To fill this gap, researchers designed a user study to explore two types of sycophancy: consensual sycophancy and perspective sycophancy.
Sycophany of agreement is the tendency in LLM to be overly agreeable, sometimes to the extent that it misinforms or refuses to tell the user that they are wrong. Perspective sycophancy occurs when a model reflects the values and political views of the user.
“We know a lot about the benefits of having social interactions with people who have similar or different viewpoints,” says Callassi. “But we don’t yet know about the benefits or risks of extended interactions with AI models with similar characteristics.”
The researchers created a user interface focused on LLM and recruited 38 participants to talk to the chatbot over a two-week period. Each participant’s conversation occurred in the same context window to capture all interaction data.
Over a two-week period, researchers collected an average of 90 questions from each user.
They compared the behavior of five LLMs with this user context to the same LLMs who were not given any conversation data.
“We found that context really fundamentally changes how these models work, and I’d bet that this phenomenon will extend far beyond sycophancy.

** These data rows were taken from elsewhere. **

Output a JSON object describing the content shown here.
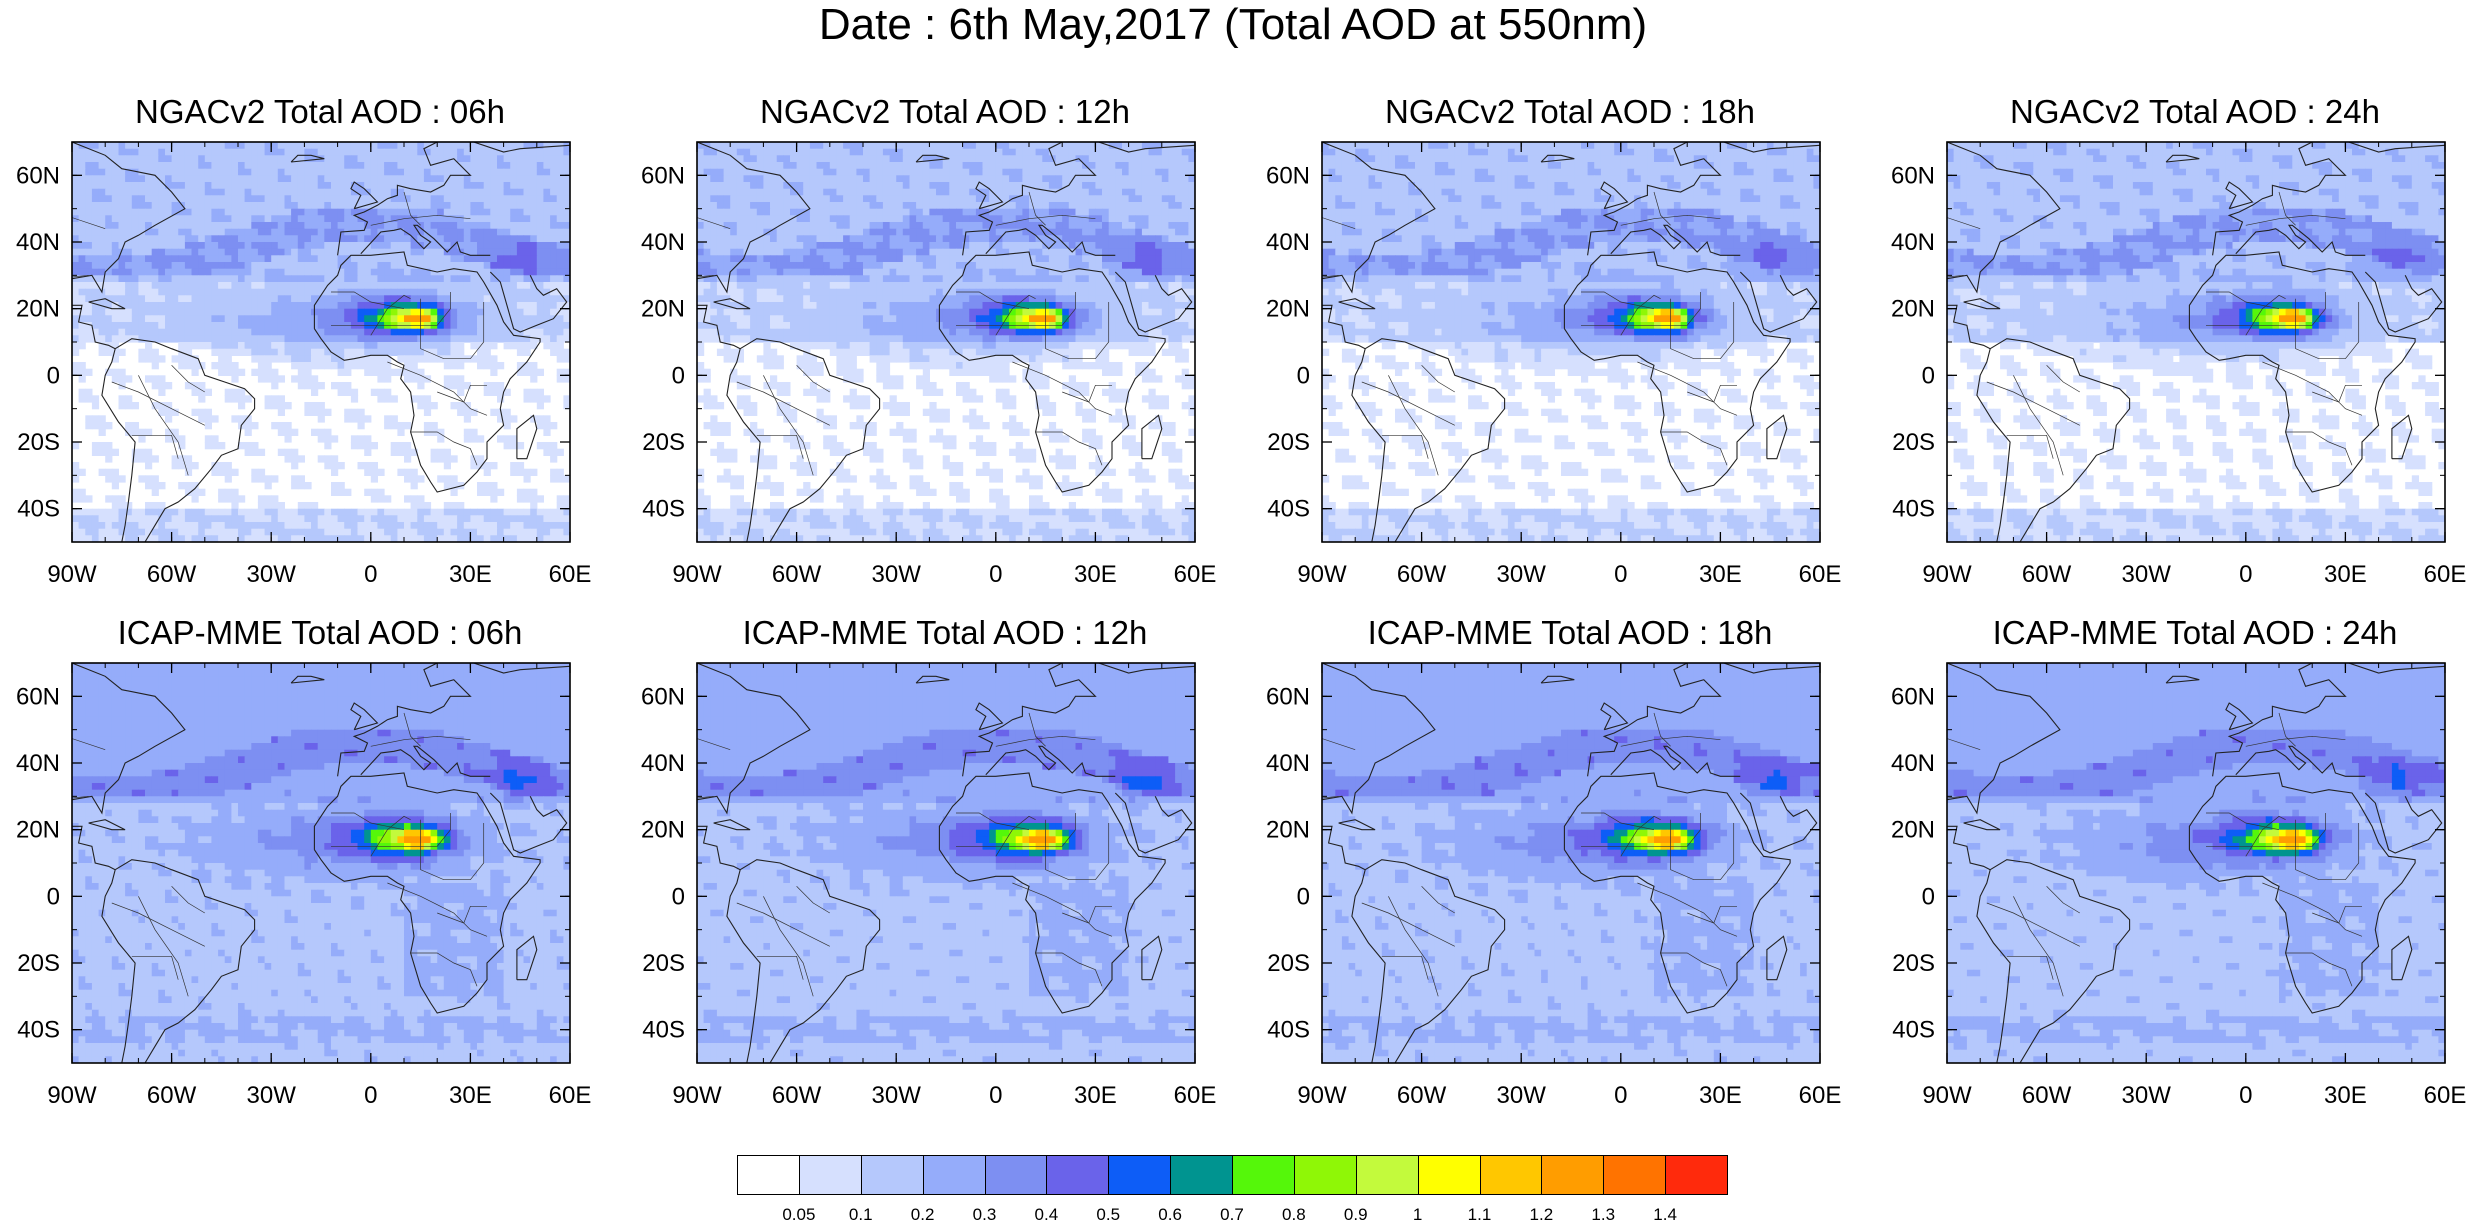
{
  "figure_title": "Date : 6th May,2017 (Total AOD at 550nm)",
  "panels": [
    {
      "title": "NGACv2 Total AOD : 06h",
      "model": "NGACv2",
      "lead": "06h"
    },
    {
      "title": "NGACv2 Total AOD : 12h",
      "model": "NGACv2",
      "lead": "12h"
    },
    {
      "title": "NGACv2 Total AOD : 18h",
      "model": "NGACv2",
      "lead": "18h"
    },
    {
      "title": "NGACv2 Total AOD : 24h",
      "model": "NGACv2",
      "lead": "24h"
    },
    {
      "title": "ICAP-MME Total AOD : 06h",
      "model": "ICAP-MME",
      "lead": "06h"
    },
    {
      "title": "ICAP-MME Total AOD : 12h",
      "model": "ICAP-MME",
      "lead": "12h"
    },
    {
      "title": "ICAP-MME Total AOD : 18h",
      "model": "ICAP-MME",
      "lead": "18h"
    },
    {
      "title": "ICAP-MME Total AOD : 24h",
      "model": "ICAP-MME",
      "lead": "24h"
    }
  ],
  "map": {
    "lon_range": [
      -90,
      60
    ],
    "lat_range": [
      -50,
      70
    ],
    "lon_ticks": [
      {
        "value": -90,
        "label": "90W"
      },
      {
        "value": -60,
        "label": "60W"
      },
      {
        "value": -30,
        "label": "30W"
      },
      {
        "value": 0,
        "label": "0"
      },
      {
        "value": 30,
        "label": "30E"
      },
      {
        "value": 60,
        "label": "60E"
      }
    ],
    "lat_ticks": [
      {
        "value": 60,
        "label": "60N"
      },
      {
        "value": 40,
        "label": "40N"
      },
      {
        "value": 20,
        "label": "20N"
      },
      {
        "value": 0,
        "label": "0"
      },
      {
        "value": -20,
        "label": "20S"
      },
      {
        "value": -40,
        "label": "40S"
      }
    ]
  },
  "colorbar": {
    "colors": [
      "#ffffff",
      "#d6e0fe",
      "#b5c8fc",
      "#95acfa",
      "#7d8ff2",
      "#6a63ea",
      "#0d5df7",
      "#009490",
      "#55f70a",
      "#8ff706",
      "#c3fa3c",
      "#ffff00",
      "#ffc700",
      "#ff9d00",
      "#ff7300",
      "#ff2a0c"
    ],
    "labels": [
      "0.05",
      "0.1",
      "0.2",
      "0.3",
      "0.4",
      "0.5",
      "0.6",
      "0.7",
      "0.8",
      "0.9",
      "1",
      "1.1",
      "1.2",
      "1.3",
      "1.4"
    ]
  }
}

And while sycophancy had a tendency to increase, it didn’t always increase. It really depends on the context itself,” Wilson says.
reference signals
For example, when an LLM disseminates information about a user to a specific profile, this results in the greatest benefit in the smoothness of the agreement. This user profile feature is increasingly being included in the latest models.
They also found that random text from synthetic conversations increased the likelihood of some models agreeing, even if the text contained no user-specific data. This suggests that the length of the conversation can sometimes influence sycophancy more than the content, says Jain.

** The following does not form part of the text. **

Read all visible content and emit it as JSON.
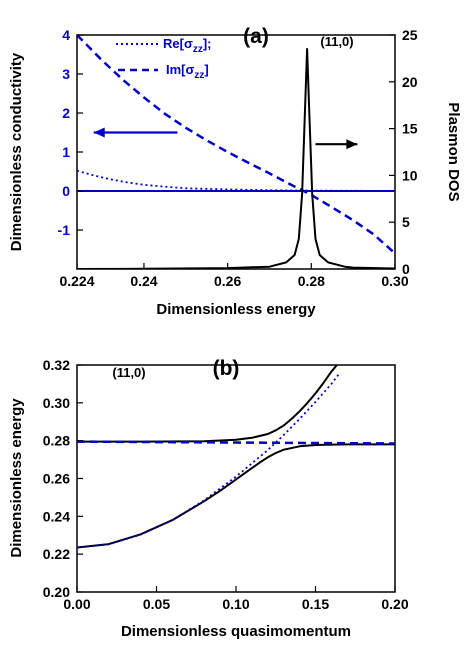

But when it comes to perspective sycophancy, content matters a lot. The sycophancy of a perspective in the context of a conversation increases only when it reveals some information about the user’s political perspective.

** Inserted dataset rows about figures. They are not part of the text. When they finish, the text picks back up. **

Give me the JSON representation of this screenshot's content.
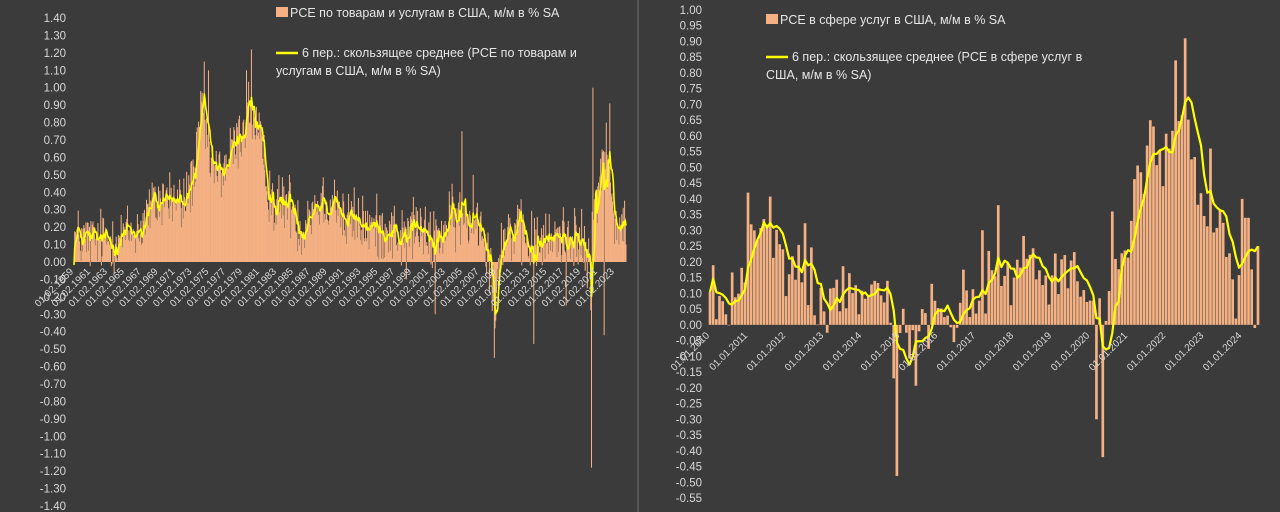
{
  "colors": {
    "background": "#3b3b3b",
    "bars": "#f4b183",
    "line": "#ffff00",
    "text": "#d8d8d8"
  },
  "chart_data": [
    {
      "type": "bar",
      "title": "",
      "legend": [
        {
          "name": "PCE по товарам и услугам в США, м/м в % SA",
          "kind": "bar"
        },
        {
          "name_lines": [
            "6 пер.: скользящее среднее (PCE по товарам и",
            "услугам в США, м/м в % SA)"
          ],
          "kind": "line"
        }
      ],
      "legend_position": "top",
      "ylim": [
        -1.4,
        1.4
      ],
      "y_tick_step": 0.1,
      "y_ticks": [
        "1.40",
        "1.30",
        "1.20",
        "1.10",
        "1.00",
        "0.90",
        "0.80",
        "0.70",
        "0.60",
        "0.50",
        "0.40",
        "0.30",
        "0.20",
        "0.10",
        "0.00",
        "-0.10",
        "-0.20",
        "-0.30",
        "-0.40",
        "-0.50",
        "-0.60",
        "-0.70",
        "-0.80",
        "-0.90",
        "-1.00",
        "-1.10",
        "-1.20",
        "-1.30",
        "-1.40"
      ],
      "x_ticks": [
        "01.02.1959",
        "01.02.1961",
        "01.02.1963",
        "01.02.1965",
        "01.02.1967",
        "01.02.1969",
        "01.02.1971",
        "01.02.1973",
        "01.02.1975",
        "01.02.1977",
        "01.02.1979",
        "01.02.1981",
        "01.02.1983",
        "01.02.1985",
        "01.02.1987",
        "01.02.1989",
        "01.02.1991",
        "01.02.1993",
        "01.02.1995",
        "01.02.1997",
        "01.02.1999",
        "01.02.2001",
        "01.02.2003",
        "01.02.2005",
        "01.02.2007",
        "01.02.2009",
        "01.02.2011",
        "01.02.2013",
        "01.02.2015",
        "01.02.2017",
        "01.02.2019",
        "01.02.2021",
        "01.02.2023"
      ],
      "x_range": [
        "1959-02",
        "2024-06"
      ],
      "trend_anchors": {
        "year": [
          1959,
          1961,
          1963,
          1965,
          1967,
          1968,
          1970,
          1972,
          1973.5,
          1974.3,
          1975,
          1976,
          1977,
          1978,
          1979,
          1979.8,
          1980.5,
          1981,
          1982,
          1983,
          1984,
          1985,
          1986,
          1987,
          1988,
          1989,
          1990,
          1991,
          1992,
          1993,
          1994,
          1995,
          1996,
          1997,
          1998,
          1999,
          2000,
          2001,
          2002,
          2003,
          2004,
          2005,
          2006,
          2007,
          2008,
          2008.6,
          2008.9,
          2009.3,
          2010,
          2011,
          2012,
          2013,
          2014,
          2015,
          2016,
          2017,
          2018,
          2019,
          2020.1,
          2020.3,
          2020.45,
          2020.7,
          2021,
          2021.5,
          2022,
          2022.4,
          2022.8,
          2023.2,
          2023.6,
          2024,
          2024.45
        ],
        "value": [
          0.15,
          0.12,
          0.13,
          0.15,
          0.2,
          0.3,
          0.38,
          0.32,
          0.55,
          0.9,
          0.62,
          0.5,
          0.55,
          0.65,
          0.75,
          0.88,
          0.78,
          0.7,
          0.45,
          0.3,
          0.35,
          0.32,
          0.18,
          0.3,
          0.35,
          0.35,
          0.38,
          0.22,
          0.25,
          0.22,
          0.2,
          0.18,
          0.2,
          0.18,
          0.12,
          0.2,
          0.2,
          0.1,
          0.16,
          0.18,
          0.25,
          0.25,
          0.22,
          0.25,
          0.12,
          -0.1,
          -0.35,
          0.05,
          0.15,
          0.18,
          0.15,
          0.1,
          0.13,
          0.1,
          0.15,
          0.15,
          0.18,
          0.1,
          0.0,
          -0.35,
          0.4,
          0.2,
          0.45,
          0.5,
          0.6,
          0.5,
          0.3,
          0.25,
          0.2,
          0.2,
          0.22
        ]
      },
      "notable_bars": [
        {
          "year": 1974.5,
          "value": 1.15
        },
        {
          "year": 1975.0,
          "value": 1.1
        },
        {
          "year": 1980.1,
          "value": 1.22
        },
        {
          "year": 1979.5,
          "value": 1.1
        },
        {
          "year": 1998.4,
          "value": -0.1
        },
        {
          "year": 2001.8,
          "value": -0.3
        },
        {
          "year": 2005.0,
          "value": 0.75
        },
        {
          "year": 2008.8,
          "value": -0.55
        },
        {
          "year": 2008.9,
          "value": -0.38
        },
        {
          "year": 2013.5,
          "value": -0.47
        },
        {
          "year": 2020.3,
          "value": -1.18
        },
        {
          "year": 2020.5,
          "value": 1.0
        },
        {
          "year": 2021.8,
          "value": -0.42
        },
        {
          "year": 2022.5,
          "value": 0.91
        },
        {
          "year": 2022.1,
          "value": 0.8
        },
        {
          "year": 2006.3,
          "value": 0.5
        },
        {
          "year": 2017.3,
          "value": -0.25
        }
      ]
    },
    {
      "type": "bar",
      "title": "",
      "legend": [
        {
          "name": "PCE в сфере услуг в США, м/м в % SA",
          "kind": "bar"
        },
        {
          "name_lines": [
            "6 пер.: скользящее среднее (PCE в сфере услуг в",
            "США, м/м в % SA)"
          ],
          "kind": "line"
        }
      ],
      "legend_position": "top",
      "ylim": [
        -0.55,
        1.0
      ],
      "y_tick_step": 0.05,
      "y_ticks": [
        "1.00",
        "0.95",
        "0.90",
        "0.85",
        "0.80",
        "0.75",
        "0.70",
        "0.65",
        "0.60",
        "0.55",
        "0.50",
        "0.45",
        "0.40",
        "0.35",
        "0.30",
        "0.25",
        "0.20",
        "0.15",
        "0.10",
        "0.05",
        "0.00",
        "-0.05",
        "-0.10",
        "-0.15",
        "-0.20",
        "-0.25",
        "-0.30",
        "-0.35",
        "-0.40",
        "-0.45",
        "-0.50",
        "-0.55"
      ],
      "x_ticks": [
        "01.01.2010",
        "01.01.2011",
        "01.01.2012",
        "01.01.2013",
        "01.01.2014",
        "01.01.2015",
        "01.01.2016",
        "01.01.2017",
        "01.01.2018",
        "01.01.2019",
        "01.01.2020",
        "01.01.2021",
        "01.01.2022",
        "01.01.2023",
        "01.01.2024"
      ],
      "x_range": [
        "2010-01",
        "2024-06"
      ],
      "trend_anchors": {
        "year": [
          2010.0,
          2010.4,
          2010.8,
          2011.2,
          2011.5,
          2011.8,
          2012.2,
          2012.5,
          2012.9,
          2013.3,
          2013.6,
          2014.0,
          2014.4,
          2014.8,
          2015.1,
          2015.4,
          2015.7,
          2016.0,
          2016.4,
          2016.8,
          2017.2,
          2017.6,
          2018.0,
          2018.4,
          2018.8,
          2019.2,
          2019.6,
          2020.0,
          2020.15,
          2020.35,
          2020.6,
          2020.9,
          2021.2,
          2021.6,
          2022.0,
          2022.3,
          2022.5,
          2022.8,
          2023.1,
          2023.5,
          2023.9,
          2024.2,
          2024.45
        ],
        "value": [
          0.12,
          0.05,
          0.15,
          0.25,
          0.32,
          0.22,
          0.15,
          0.2,
          0.08,
          0.12,
          0.07,
          0.15,
          0.12,
          0.15,
          0.05,
          -0.12,
          0.05,
          0.08,
          0.02,
          0.12,
          0.15,
          0.12,
          0.17,
          0.23,
          0.15,
          0.17,
          0.12,
          0.1,
          -0.02,
          0.0,
          0.1,
          0.25,
          0.45,
          0.5,
          0.55,
          0.65,
          0.58,
          0.48,
          0.35,
          0.25,
          0.15,
          0.2,
          0.22
        ]
      },
      "notable_bars": [
        {
          "year": 2011.0,
          "value": 0.42
        },
        {
          "year": 2011.15,
          "value": 0.3
        },
        {
          "year": 2014.9,
          "value": -0.48
        },
        {
          "year": 2014.8,
          "value": -0.17
        },
        {
          "year": 2020.3,
          "value": -0.42
        },
        {
          "year": 2020.2,
          "value": -0.3
        },
        {
          "year": 2020.6,
          "value": 0.36
        },
        {
          "year": 2021.6,
          "value": 0.65
        },
        {
          "year": 2021.7,
          "value": 0.63
        },
        {
          "year": 2022.25,
          "value": 0.84
        },
        {
          "year": 2022.5,
          "value": 0.91
        },
        {
          "year": 2022.1,
          "value": 0.56
        },
        {
          "year": 2023.2,
          "value": 0.56
        },
        {
          "year": 2017.6,
          "value": 0.38
        },
        {
          "year": 2024.0,
          "value": 0.4
        },
        {
          "year": 2024.1,
          "value": 0.34
        },
        {
          "year": 2024.2,
          "value": 0.34
        },
        {
          "year": 2024.4,
          "value": 0.25
        },
        {
          "year": 2023.8,
          "value": 0.02
        },
        {
          "year": 2024.3,
          "value": -0.01
        }
      ]
    }
  ]
}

To gain this insight, researchers carefully interrogated models to predict user beliefs, then asked each person whether the model’s deductions were correct. Users said LLM accurately understood their political views about half the time.
“Ultimately, it’s easy to say AI companies should do this kind of evaluation,” Jain says. But it’s hard and takes a lot of time and investment. Using humans in the evaluation loop is expensive, but we’ve shown it can reveal new insights.
Although their research was not aimed at mitigation, the researchers developed some recommendations.
For example, to reduce bias, models can be designed that better identify relevant details in context and memory. Additionally, models can be built to detect mirroring behavior and flag responses with extreme agreement. Model developers can also give users the ability to control personalization in longer conversations.
Jain says, “There are many ways to personalize without making the model overly friendly. The line between personalization and sycophancy is not a fine line, but separating personalization from sycophancy is an important area of future work.”
“At the end of the day, we need better ways to capture the dynamics and complexity of what is going on during a long conversation with an LLM, and how things can go wrong during that long-term process,” Wilson says.